Tutto, però, non volge al peggio. Quando leggo “l’arte deve rendere visibile l’anima” riesco a riprendere il respiro dopo averlo trattenuto per lunghe pagine di filosofismi, anche piuttosto complessi, circa la regolarità, la non conformità a leggi, l’ideale che non è l’idea e Platone e la sua progenie. “L’arte deve rendere visibile l’anima”, e ci prendiamo la libertà di pensare che quel visibile valga anche per ascoltabile, raccontabile, edificabile, fotografabile.

 

IL VERO NON AMMETTE MORALE

L’anima, l’intima essenza dell’uomo che, nella sua singolarità, unicità e specificità ci racconta poi sempre dell’uomo in generale, dell’essere umano in quanto tale.

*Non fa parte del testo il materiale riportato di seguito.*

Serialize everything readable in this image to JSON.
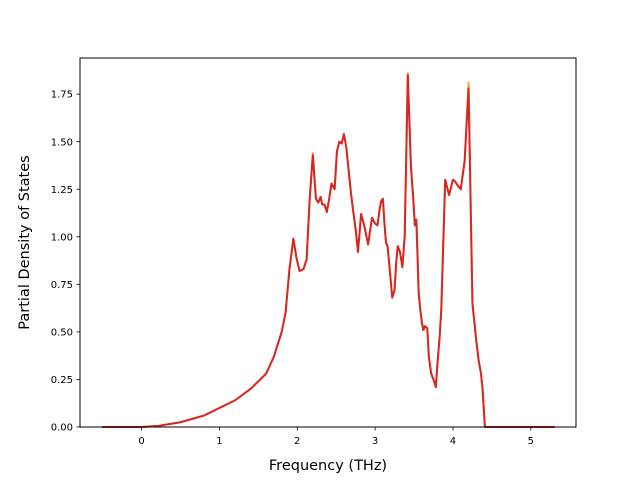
{
  "chart_data": {
    "type": "line",
    "title": "",
    "xlabel": "Frequency (THz)",
    "ylabel": "Partial Density of States",
    "xlim": [
      -0.79,
      5.58
    ],
    "ylim": [
      0.0,
      1.94
    ],
    "xticks": [
      0,
      1,
      2,
      3,
      4,
      5
    ],
    "xtick_labels": [
      "0",
      "1",
      "2",
      "3",
      "4",
      "5"
    ],
    "yticks": [
      0.0,
      0.25,
      0.5,
      0.75,
      1.0,
      1.25,
      1.5,
      1.75
    ],
    "ytick_labels": [
      "0.00",
      "0.25",
      "0.50",
      "0.75",
      "1.00",
      "1.25",
      "1.50",
      "1.75"
    ],
    "grid": false,
    "legend": "none",
    "series": [
      {
        "color": "#ff9f1c",
        "x": [
          -0.5,
          0.0,
          0.2,
          0.5,
          0.8,
          1.0,
          1.2,
          1.4,
          1.6,
          1.7,
          1.8,
          1.85,
          1.9,
          1.95,
          1.99,
          2.03,
          2.08,
          2.12,
          2.16,
          2.2,
          2.24,
          2.27,
          2.3,
          2.32,
          2.35,
          2.38,
          2.41,
          2.44,
          2.48,
          2.51,
          2.54,
          2.57,
          2.6,
          2.63,
          2.66,
          2.69,
          2.72,
          2.75,
          2.78,
          2.82,
          2.86,
          2.91,
          2.96,
          3.0,
          3.03,
          3.06,
          3.08,
          3.1,
          3.12,
          3.14,
          3.16,
          3.19,
          3.22,
          3.25,
          3.27,
          3.29,
          3.32,
          3.35,
          3.38,
          3.42,
          3.46,
          3.49,
          3.51,
          3.53,
          3.56,
          3.58,
          3.6,
          3.62,
          3.64,
          3.67,
          3.69,
          3.72,
          3.75,
          3.78,
          3.8,
          3.83,
          3.85,
          3.9,
          3.95,
          4.0,
          4.03,
          4.06,
          4.1,
          4.15,
          4.2,
          4.25,
          4.3,
          4.33,
          4.36,
          4.38,
          4.41,
          4.44,
          4.47,
          4.5,
          4.53,
          4.56,
          4.6,
          4.65,
          4.7,
          4.75,
          4.8,
          4.83,
          5.0,
          5.3
        ],
        "y": [
          0.0,
          0.0,
          0.005,
          0.025,
          0.06,
          0.1,
          0.14,
          0.2,
          0.28,
          0.37,
          0.5,
          0.6,
          0.83,
          0.99,
          0.89,
          0.82,
          0.83,
          0.88,
          1.2,
          1.44,
          1.2,
          1.18,
          1.21,
          1.17,
          1.17,
          1.13,
          1.2,
          1.28,
          1.25,
          1.45,
          1.5,
          1.49,
          1.54,
          1.47,
          1.35,
          1.23,
          1.13,
          1.04,
          0.92,
          1.12,
          1.06,
          0.96,
          1.1,
          1.07,
          1.06,
          1.15,
          1.19,
          1.2,
          1.07,
          0.97,
          0.95,
          0.82,
          0.68,
          0.72,
          0.86,
          0.95,
          0.92,
          0.84,
          1.0,
          1.86,
          1.37,
          1.2,
          1.06,
          1.09,
          0.7,
          0.62,
          0.55,
          0.51,
          0.53,
          0.52,
          0.37,
          0.28,
          0.25,
          0.21,
          0.33,
          0.48,
          0.62,
          1.3,
          1.22,
          1.3,
          1.29,
          1.27,
          1.25,
          1.4,
          1.81,
          0.65,
          0.45,
          0.35,
          0.28,
          0.2,
          0.0,
          0.0,
          0.0,
          0.0,
          0.0,
          0.0,
          0.0,
          0.0,
          0.0,
          0.0,
          0.0,
          0.0,
          0.0,
          0.0
        ]
      },
      {
        "color": "#d62728",
        "x": [
          -0.5,
          0.0,
          0.2,
          0.5,
          0.8,
          1.0,
          1.2,
          1.4,
          1.6,
          1.7,
          1.8,
          1.85,
          1.9,
          1.95,
          1.99,
          2.03,
          2.08,
          2.12,
          2.16,
          2.2,
          2.24,
          2.27,
          2.3,
          2.32,
          2.35,
          2.38,
          2.41,
          2.44,
          2.48,
          2.51,
          2.54,
          2.57,
          2.6,
          2.63,
          2.66,
          2.69,
          2.72,
          2.75,
          2.78,
          2.82,
          2.86,
          2.91,
          2.96,
          3.0,
          3.03,
          3.06,
          3.08,
          3.1,
          3.12,
          3.14,
          3.16,
          3.19,
          3.22,
          3.25,
          3.27,
          3.29,
          3.32,
          3.35,
          3.38,
          3.42,
          3.46,
          3.49,
          3.51,
          3.53,
          3.56,
          3.58,
          3.6,
          3.62,
          3.64,
          3.67,
          3.69,
          3.72,
          3.75,
          3.78,
          3.8,
          3.83,
          3.85,
          3.9,
          3.95,
          4.0,
          4.03,
          4.06,
          4.1,
          4.15,
          4.2,
          4.25,
          4.3,
          4.33,
          4.36,
          4.38,
          4.41,
          4.44,
          4.47,
          4.5,
          4.53,
          4.56,
          4.6,
          4.65,
          4.7,
          4.75,
          4.8,
          4.83,
          5.0,
          5.3
        ],
        "y": [
          0.0,
          0.0,
          0.005,
          0.025,
          0.06,
          0.1,
          0.14,
          0.2,
          0.28,
          0.37,
          0.5,
          0.6,
          0.83,
          0.99,
          0.89,
          0.82,
          0.83,
          0.88,
          1.2,
          1.43,
          1.2,
          1.18,
          1.21,
          1.17,
          1.17,
          1.13,
          1.2,
          1.28,
          1.25,
          1.45,
          1.5,
          1.49,
          1.54,
          1.47,
          1.35,
          1.23,
          1.13,
          1.04,
          0.92,
          1.12,
          1.06,
          0.96,
          1.1,
          1.07,
          1.06,
          1.15,
          1.19,
          1.2,
          1.07,
          0.97,
          0.95,
          0.82,
          0.68,
          0.72,
          0.86,
          0.95,
          0.92,
          0.84,
          1.0,
          1.85,
          1.37,
          1.2,
          1.06,
          1.09,
          0.7,
          0.62,
          0.55,
          0.51,
          0.53,
          0.52,
          0.37,
          0.28,
          0.25,
          0.21,
          0.33,
          0.48,
          0.62,
          1.3,
          1.22,
          1.3,
          1.29,
          1.27,
          1.25,
          1.4,
          1.78,
          0.65,
          0.45,
          0.35,
          0.28,
          0.2,
          0.0,
          0.0,
          0.0,
          0.0,
          0.0,
          0.0,
          0.0,
          0.0,
          0.0,
          0.0,
          0.0,
          0.0,
          0.0,
          0.0
        ]
      }
    ]
  }
}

Direi, dimenticando Hegel per qualche istante, che l’anima dell’uomo sta più nelle sue scarpe che nella sua testa. E che se proprio abbiamo bisogno di bere alla fontana della verità non abbiamo alcun diritto di chiedere il colore, il sapore, la gradazione e la temperatura di ciò che berremo. E che fino in fondo ci si butta nella verità oppure bisogna restarne fuori del tutto, senza rimpianti e senza malumori. Perché la vita è breve per tutti, per i filosofi, gli artisti e perfino per gli sciocchi.

 

CONTINUA…

 

 

[1] “[…] noi chiamiamo bello un animale in quanto possiede forza e astuzia”, ci illumina Hegel, e non certo perché possiede un bancomat.